Bowie was my first major music crush after my pubescent self was blown away by him live on stage. What I didn’t realise was that hearing this album, and many of his others, would cause me to compare other, different, music unfavorably for many years to come. Like many teens before me I listened to this album on headphones, huddled by myself in a corner of the house feeling a connection I couldn’t quite define. This pressing is in superb condition, despite being played many times, particularly in the mid 1990’s after having rediscovered vinyl a year or two before, I would whack it on late at night after sufficient red wine had taken hold. In the throes of a breakup from the first woman that had really fell in love with, this copy of Ziggy Stardust helped to blast away the angst with a combination of typical Bowie melodrama and alien cool. Obviously Ziggy Stardust is one of the greats, but this particular album is imprinted on my soul for very personal reasons.

Tuesday, 21 April 2020

Closed Groove Archive


Closed Groove has been created to act as an archival reference point for my collection of vinyl records, a collection that will inevitably exist beyond my lifetime, either together or apart. Each record contains an information sheet detailing why I loved that record (or otherwise), what was happening in my life when I connected with that record and also a little of what was happening in the world at the time.
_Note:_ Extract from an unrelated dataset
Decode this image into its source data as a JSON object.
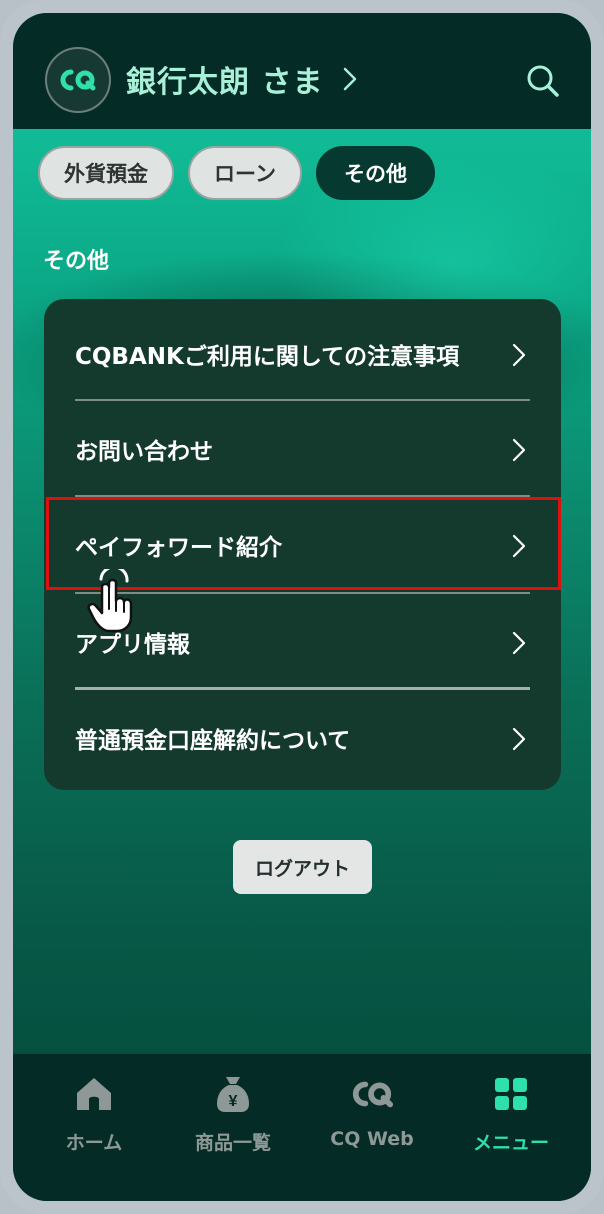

If you find one of my records and are now looking at Closed Groove, you can now see what other records I owned and what they meant to me. Perhaps you may want to track them down or you might happen upon more just from crate-digging. 

Vinyl records are a unique way to connect with the past, not only because of the music they contain, but because of who owned and loved them. This blog represents a small part of the global history of the ultimate in physical media, the vinyl record.